I sat at the kitchen counter prepared to station myself here for the night. There was a basic rubric for grading. But I had added two bonus questions that gave students the chance to present their own take on legal philosophy. There was no true right or wrong. The questions were completely subjective to my interpretation, but I wanted to give them a challenge. Something that would allow them to think spontaneously, not just regurgitate answers they had studied from case history. Jessie was in favor of the system, while Gregory had argued I was being too tough on the students.
The pot started to boil and I rushed to turn the heat down on the burner. The water and olive oil splashed over the sides.
“Shit,” I murmured. The droplets burned my skin.
And then I heard it. A clamor. A crash that came from the balcony. It was probably one of the cats that wandered from next door. I had caught them trying to stalk our bird houses.
I turned the stove off and walked to the door. I slid it to the side and stepped onto the rooftop.
“Shoo,” I hissed. “Get out of here.” I scanned the chairs and the bird house stand for the cats.
It was quiet. It was dark. I couldn’t see well, but I noticed the shadowy figure in the corner. Tall and broad.
“Oh God,” I whispered.
My skin crawled with panic. I didn’t have anything to defend myself. I didn’t have my phone to call 9-1-1. It was inside on the counter.

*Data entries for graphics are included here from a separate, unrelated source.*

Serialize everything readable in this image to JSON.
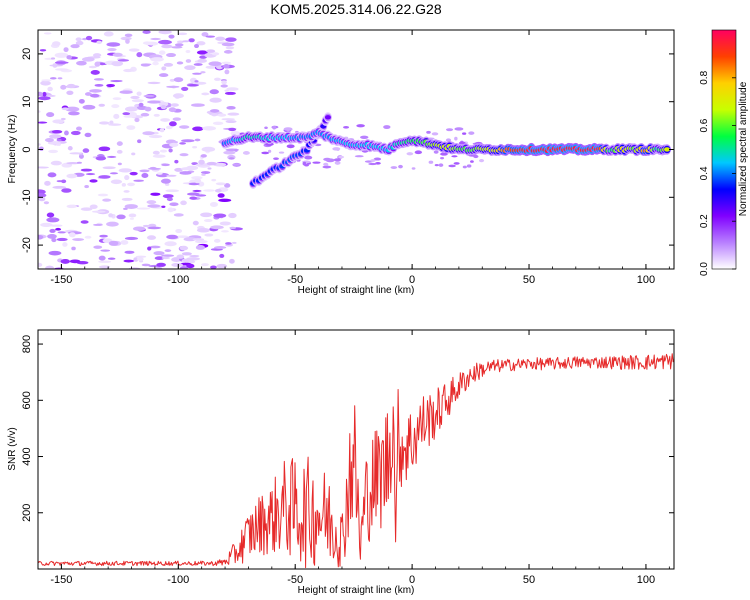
{
  "colors": {
    "snr_line": "#e62a2a",
    "axes": "#000000",
    "background": "#ffffff"
  },
  "chart_data": [
    {
      "type": "heatmap",
      "title": "KOM5.2025.314.06.22.G28",
      "xlabel": "Height of straight line (km)",
      "ylabel": "Frequency (Hz)",
      "xlim": [
        -160,
        112
      ],
      "ylim": [
        -25,
        25
      ],
      "xticks": [
        -150,
        -100,
        -50,
        0,
        50,
        100
      ],
      "yticks": [
        -20,
        -10,
        0,
        10,
        20
      ],
      "colorbar": {
        "label": "Normalized spectral amplitude",
        "range": [
          0,
          1
        ],
        "ticks": [
          0.0,
          0.2,
          0.4,
          0.6,
          0.8
        ],
        "tick_labels": [
          "0.0",
          "0.2",
          "0.4",
          "0.6",
          "0.8"
        ],
        "stops": [
          "#ffffff",
          "#b87fff",
          "#8000ff",
          "#0000ff",
          "#00c8ff",
          "#00ff40",
          "#c8ff00",
          "#ffd000",
          "#ff4000",
          "#ff0060"
        ]
      },
      "ridge": [
        {
          "x": -80,
          "f": 1.5,
          "a": 0.4
        },
        {
          "x": -75,
          "f": 2,
          "a": 0.45
        },
        {
          "x": -70,
          "f": 2.5,
          "a": 0.5
        },
        {
          "x": -65,
          "f": 2.5,
          "a": 0.48
        },
        {
          "x": -60,
          "f": 2.5,
          "a": 0.45
        },
        {
          "x": -55,
          "f": 2.5,
          "a": 0.45
        },
        {
          "x": -50,
          "f": 2.5,
          "a": 0.42
        },
        {
          "x": -45,
          "f": 2.5,
          "a": 0.4
        },
        {
          "x": -40,
          "f": 3.5,
          "a": 0.42
        },
        {
          "x": -35,
          "f": 2.5,
          "a": 0.42
        },
        {
          "x": -30,
          "f": 1.5,
          "a": 0.45
        },
        {
          "x": -25,
          "f": 1,
          "a": 0.45
        },
        {
          "x": -20,
          "f": 1,
          "a": 0.45
        },
        {
          "x": -15,
          "f": 0.5,
          "a": 0.45
        },
        {
          "x": -10,
          "f": 0,
          "a": 0.45
        },
        {
          "x": -5,
          "f": 1.5,
          "a": 0.5
        },
        {
          "x": 0,
          "f": 2,
          "a": 0.55
        },
        {
          "x": 5,
          "f": 1.5,
          "a": 0.58
        },
        {
          "x": 10,
          "f": 1,
          "a": 0.65
        },
        {
          "x": 15,
          "f": 0.5,
          "a": 0.68
        },
        {
          "x": 20,
          "f": 0,
          "a": 0.6
        },
        {
          "x": 25,
          "f": 0,
          "a": 0.58
        },
        {
          "x": 30,
          "f": 0,
          "a": 0.65
        },
        {
          "x": 35,
          "f": 0,
          "a": 0.68
        },
        {
          "x": 40,
          "f": 0,
          "a": 0.85
        },
        {
          "x": 50,
          "f": 0,
          "a": 0.95
        },
        {
          "x": 60,
          "f": 0,
          "a": 0.95
        },
        {
          "x": 70,
          "f": 0,
          "a": 0.95
        },
        {
          "x": 80,
          "f": 0,
          "a": 0.95
        },
        {
          "x": 85,
          "f": 0,
          "a": 0.5
        },
        {
          "x": 90,
          "f": 0,
          "a": 0.75
        },
        {
          "x": 95,
          "f": 0,
          "a": 0.6
        },
        {
          "x": 100,
          "f": 0,
          "a": 0.85
        },
        {
          "x": 105,
          "f": 0,
          "a": 0.5
        },
        {
          "x": 110,
          "f": 0,
          "a": 0.75
        }
      ],
      "branch": [
        {
          "x": -68,
          "f": -7,
          "a": 0.35
        },
        {
          "x": -63,
          "f": -5.5,
          "a": 0.35
        },
        {
          "x": -58,
          "f": -4,
          "a": 0.35
        },
        {
          "x": -53,
          "f": -2.5,
          "a": 0.38
        },
        {
          "x": -50,
          "f": -1.5,
          "a": 0.38
        },
        {
          "x": -45,
          "f": 0,
          "a": 0.35
        },
        {
          "x": -42,
          "f": 2,
          "a": 0.3
        },
        {
          "x": -38,
          "f": 5,
          "a": 0.3
        },
        {
          "x": -35,
          "f": 8,
          "a": 0.2
        }
      ]
    },
    {
      "type": "line",
      "xlabel": "Height of straight line (km)",
      "ylabel": "SNR (v/v)",
      "xlim": [
        -160,
        112
      ],
      "ylim": [
        0,
        850
      ],
      "xticks": [
        -150,
        -100,
        -50,
        0,
        50,
        100
      ],
      "yticks": [
        200,
        400,
        600,
        800
      ],
      "series": [
        {
          "name": "SNR",
          "x": [
            -160,
            -140,
            -120,
            -100,
            -85,
            -80,
            -75,
            -70,
            -65,
            -60,
            -55,
            -50,
            -45,
            -40,
            -35,
            -30,
            -27,
            -25,
            -22,
            -20,
            -17,
            -15,
            -12,
            -10,
            -8,
            -7,
            -6,
            -5,
            -3,
            0,
            3,
            5,
            10,
            15,
            20,
            25,
            30,
            35,
            40,
            50,
            60,
            70,
            80,
            90,
            100,
            110,
            112
          ],
          "values": [
            20,
            20,
            20,
            20,
            20,
            25,
            60,
            120,
            160,
            180,
            220,
            210,
            200,
            200,
            170,
            100,
            320,
            420,
            80,
            250,
            300,
            320,
            350,
            400,
            550,
            120,
            470,
            440,
            440,
            450,
            500,
            520,
            550,
            600,
            650,
            690,
            710,
            720,
            725,
            730,
            730,
            735,
            735,
            735,
            735,
            740,
            740
          ],
          "noise": [
            8,
            8,
            8,
            8,
            8,
            15,
            50,
            90,
            110,
            130,
            170,
            190,
            200,
            190,
            160,
            110,
            220,
            260,
            120,
            170,
            190,
            200,
            210,
            230,
            160,
            50,
            180,
            160,
            150,
            130,
            120,
            110,
            90,
            70,
            50,
            40,
            30,
            25,
            22,
            22,
            22,
            22,
            22,
            25,
            28,
            30,
            30
          ]
        }
      ]
    }
  ]
}
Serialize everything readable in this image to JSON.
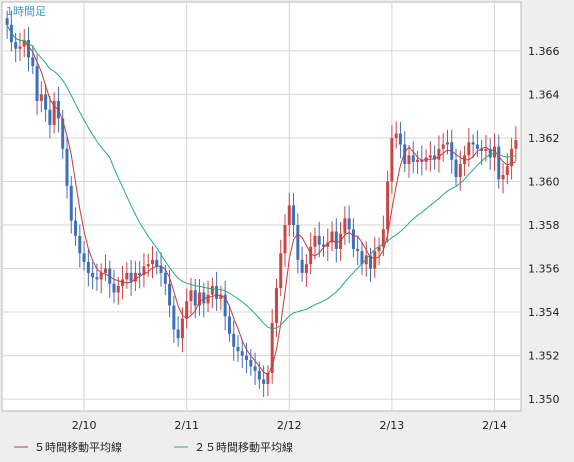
{
  "chart_data": {
    "type": "candlestick",
    "timeframe_label": "1時間足",
    "ylim": [
      1.3495,
      1.3682
    ],
    "y_ticks": [
      "1.366",
      "1.364",
      "1.362",
      "1.360",
      "1.358",
      "1.356",
      "1.354",
      "1.352",
      "1.350"
    ],
    "x_tick_labels": [
      "2/10",
      "2/11",
      "2/12",
      "2/13",
      "2/14"
    ],
    "x_tick_index": [
      18,
      42,
      66,
      90,
      114
    ],
    "grid": true,
    "legend_position": "bottom-left",
    "colors": {
      "up": "#cc4444",
      "down": "#3f6fb5",
      "ma5": "#c33c3c",
      "ma25": "#22aa88",
      "grid": "#d6d6d6",
      "plot_bg": "#ffffff",
      "axis_text": "#222222",
      "timeframe_label": "#35a0c8"
    },
    "series": [
      {
        "name": "５時間移動平均線",
        "color": "#c33c3c",
        "period": 5
      },
      {
        "name": "２５時間移動平均線",
        "color": "#22aa88",
        "period": 25
      }
    ],
    "closes": [
      1.3672,
      1.3664,
      1.3661,
      1.3662,
      1.3665,
      1.3657,
      1.3653,
      1.3637,
      1.364,
      1.3633,
      1.3626,
      1.3637,
      1.3629,
      1.3615,
      1.3598,
      1.3582,
      1.3575,
      1.3567,
      1.3563,
      1.3558,
      1.3556,
      1.3555,
      1.3558,
      1.356,
      1.3553,
      1.3549,
      1.3552,
      1.3555,
      1.3558,
      1.3554,
      1.3558,
      1.3557,
      1.3561,
      1.3562,
      1.3564,
      1.3561,
      1.3558,
      1.3553,
      1.3543,
      1.3532,
      1.3528,
      1.3537,
      1.3545,
      1.355,
      1.3543,
      1.3549,
      1.3544,
      1.3548,
      1.3552,
      1.3546,
      1.3548,
      1.3538,
      1.353,
      1.3524,
      1.3522,
      1.352,
      1.3518,
      1.3515,
      1.3513,
      1.3509,
      1.3507,
      1.3512,
      1.3535,
      1.3551,
      1.3567,
      1.358,
      1.3589,
      1.358,
      1.3564,
      1.3558,
      1.3562,
      1.357,
      1.3575,
      1.3571,
      1.357,
      1.3572,
      1.3577,
      1.3569,
      1.3576,
      1.3583,
      1.3578,
      1.3569,
      1.3568,
      1.3562,
      1.3566,
      1.356,
      1.3568,
      1.357,
      1.3578,
      1.36,
      1.362,
      1.3622,
      1.3617,
      1.3608,
      1.3612,
      1.3609,
      1.361,
      1.3609,
      1.3611,
      1.3612,
      1.361,
      1.3615,
      1.3617,
      1.3618,
      1.361,
      1.3602,
      1.3608,
      1.3612,
      1.3618,
      1.3617,
      1.3615,
      1.3614,
      1.3615,
      1.3611,
      1.3616,
      1.3601,
      1.3603,
      1.3607,
      1.3615,
      1.3619
    ]
  }
}
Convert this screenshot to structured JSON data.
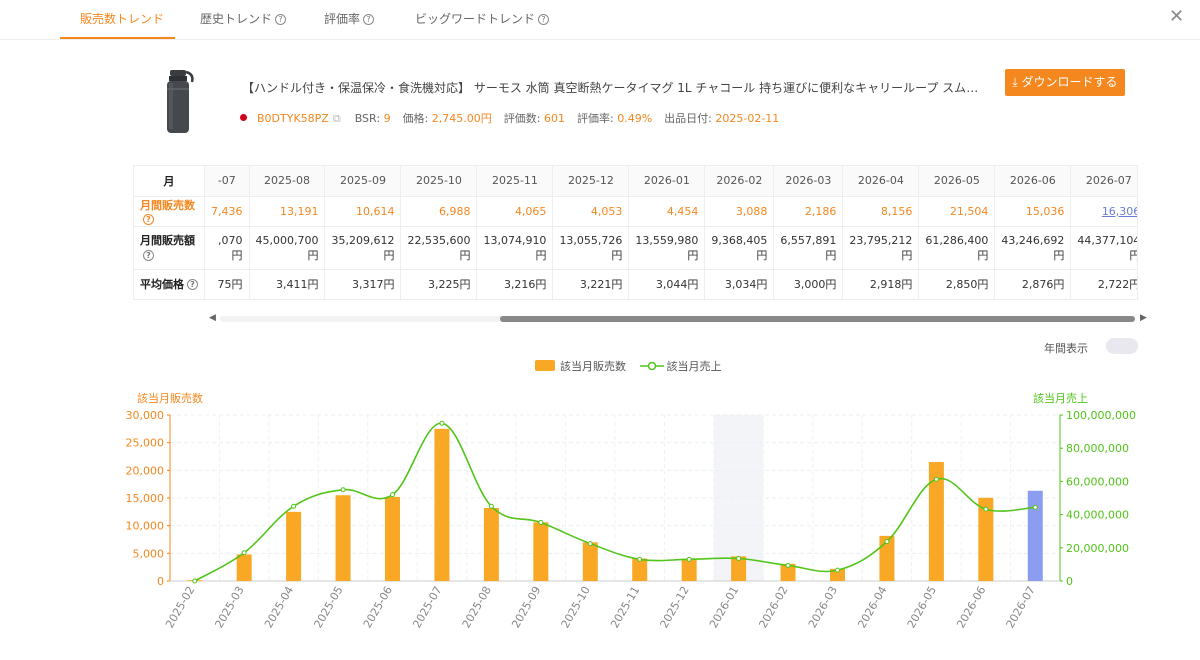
{
  "tabs": [
    {
      "label": "販売数トレンド",
      "active": true
    },
    {
      "label": "歴史トレンド",
      "active": false
    },
    {
      "label": "評価率",
      "active": false
    },
    {
      "label": "ビッグワードトレンド",
      "active": false
    }
  ],
  "product": {
    "title": "【ハンドル付き・保温保冷・食洗機対応】 サーモス 水筒 真空断熱ケータイマグ 1L チャコール 持ち運びに便利なキャリーループ スムーズに飲め...",
    "asin": "B0DTYK58PZ",
    "bsr_label": "BSR:",
    "bsr": "9",
    "price_label": "価格:",
    "price": "2,745.00円",
    "reviews_label": "評価数:",
    "reviews": "601",
    "rating_rate_label": "評価率:",
    "rating_rate": "0.49%",
    "listing_date_label": "出品日付:",
    "listing_date": "2025-02-11"
  },
  "download_label": "ダウンロードする",
  "table": {
    "header_label": "月",
    "months": [
      "-07",
      "2025-08",
      "2025-09",
      "2025-10",
      "2025-11",
      "2025-12",
      "2026-01",
      "2026-02",
      "2026-03",
      "2026-04",
      "2026-05",
      "2026-06",
      "2026-07"
    ],
    "rows": [
      {
        "label": "月間販売数",
        "values": [
          "7,436",
          "13,191",
          "10,614",
          "6,988",
          "4,065",
          "4,053",
          "4,454",
          "3,088",
          "2,186",
          "8,156",
          "21,504",
          "15,036",
          "16,306"
        ]
      },
      {
        "label": "月間販売額",
        "values": [
          ",070",
          "45,000,700",
          "35,209,612",
          "22,535,600",
          "13,074,910",
          "13,055,726",
          "13,559,980",
          "9,368,405",
          "6,557,891",
          "23,795,212",
          "61,286,400",
          "43,246,692",
          "44,377,104"
        ],
        "unit": "円"
      },
      {
        "label": "平均価格",
        "values": [
          "75円",
          "3,411円",
          "3,317円",
          "3,225円",
          "3,216円",
          "3,221円",
          "3,044円",
          "3,034円",
          "3,000円",
          "2,918円",
          "2,850円",
          "2,876円",
          "2,722円"
        ]
      }
    ]
  },
  "yearly_label": "年間表示",
  "legend": {
    "bar": "該当月販売数",
    "line": "該当月売上"
  },
  "colors": {
    "accent": "#f5871f",
    "bar": "#f9a825",
    "bar_current": "#8c9cf0",
    "line": "#52c41a",
    "highlight": "#f3f4f8"
  },
  "chart_data": {
    "type": "bar",
    "categories": [
      "2025-02",
      "2025-03",
      "2025-04",
      "2025-05",
      "2025-06",
      "2025-07",
      "2025-08",
      "2025-09",
      "2025-10",
      "2025-11",
      "2025-12",
      "2026-01",
      "2026-02",
      "2026-03",
      "2026-04",
      "2026-05",
      "2026-06",
      "2026-07"
    ],
    "series": [
      {
        "name": "該当月販売数",
        "type": "bar",
        "axis": "left",
        "values": [
          150,
          4800,
          12500,
          15500,
          15200,
          27500,
          13191,
          10614,
          6988,
          4065,
          4053,
          4454,
          3088,
          2186,
          8156,
          21504,
          15036,
          16306
        ]
      },
      {
        "name": "該当月売上",
        "type": "line",
        "axis": "right",
        "values": [
          0,
          17000000,
          45000000,
          55000000,
          52000000,
          95000000,
          45000700,
          35209612,
          22535600,
          13074910,
          13055726,
          13559980,
          9368405,
          6557891,
          23795212,
          61286400,
          43246692,
          44377104
        ]
      }
    ],
    "ylabel": "該当月販売数",
    "ylabel_right": "該当月売上",
    "ylim": [
      0,
      30000
    ],
    "ylim_right": [
      0,
      100000000
    ],
    "yticks": [
      "0",
      "5,000",
      "10,000",
      "15,000",
      "20,000",
      "25,000",
      "30,000"
    ],
    "yticks_right": [
      "0",
      "20,000,000",
      "40,000,000",
      "60,000,000",
      "80,000,000",
      "100,000,000"
    ],
    "highlighted_category": "2026-01",
    "grid": true,
    "legend": "top"
  }
}
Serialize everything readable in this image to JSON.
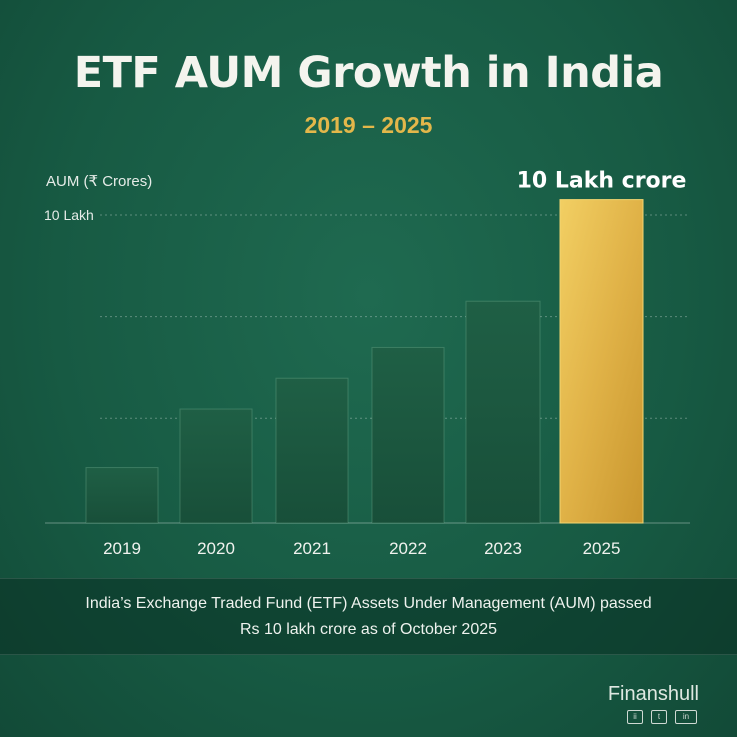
{
  "title": "ETF AUM Growth in India",
  "subtitle": "2019 – 2025",
  "caption": {
    "line1": "India’s Exchange Traded Fund (ETF) Assets Under Management (AUM) passed",
    "line2": "Rs 10 lakh crore as of October 2025"
  },
  "brand": "Finanshull",
  "social_icons": [
    "instagram-icon",
    "twitter-icon",
    "linkedin-icon"
  ],
  "colors": {
    "background": "#175a43",
    "bar": "#1c5a41",
    "highlight_bar": "#e3b74a",
    "subtitle": "#e3b74a"
  },
  "chart_data": {
    "type": "bar",
    "title": "ETF AUM Growth in India",
    "subtitle": "2019 – 2025",
    "ylabel": "AUM (₹ Crores)",
    "categories": [
      "2019",
      "2020",
      "2021",
      "2022",
      "2023",
      "2025"
    ],
    "values": [
      1.8,
      3.7,
      4.7,
      5.7,
      7.2,
      10.5
    ],
    "value_unit": "lakh crore",
    "ylim": [
      0,
      10.5
    ],
    "ytick_labels": [
      {
        "value": 10,
        "label": "10 Lakh"
      }
    ],
    "grid": true,
    "highlight": {
      "category": "2025",
      "label": "10 Lakh crore"
    }
  }
}
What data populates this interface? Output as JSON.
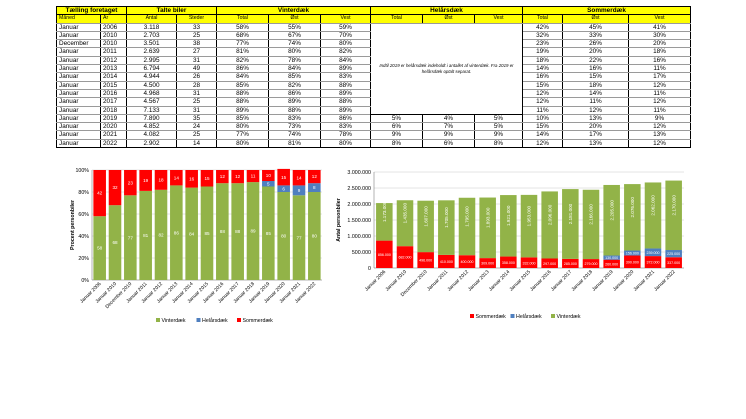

I backed up, trying to reach for the door, but my movements felt slow and clumsy. I wanted to get inside and lock him out when the man stepped from the darkness. He walked toward me, the shadow covering half his face, encasing the rest of his body in blackness.
I covered my face with my hands, shrinking in fear. I didn’t know if he was going to strike.
“Don’t run, Em.”
My palms slid from my eyes and I stared in disbelief. Horror.
It was Vaughn.
Chapter 27
I scrambled for the door. I ran, throwing my hands on the latch, but he was faster than me. He clamped his grip around my wrists and pulled me into the cover of darkness. The bricks were rough against my arm.
“Let go of me.” I struggled.
“Shh. Stop. Just stop.”
I kicked at him. Something primal in me was unleashed. “Don’t touch me.” I wrestled, knowing he was stronger than I ever would be, but I didn’t stop fighting.
“Em, I just want to talk to you. Can you stop kicking me for two seconds?”
My movements slowed and I looked into his eyes. My chest heaved. I was out of breath.
I had envisioned this. What it would be like to see him again. To look into his smoldering eyes. To feel the heat of his skin against mine. I wondered what I would do when I heard his voice. How it would awaken my senses. Remind me that what we had was real. That it wasn’t reduced to a criminal report in a bureau file.
His eyes bore into mine.
“Thank you.”
“What are you doing here?” I hissed.
“I wanted to see you. I needed to.”
“Don’t. Don’t lie. You don’t have to anymore. I know about Jeremy West. About you.”
He didn’t drop his gaze. “Hear me out.”
“No.” I shook my head. “I don’t want to hear anything you say. I can’t.”
“Nothing? You have no questions? You’re not curious? You don’t want to ask me anything? I’m here, Em. I’m right here in front of you. There has to be something.”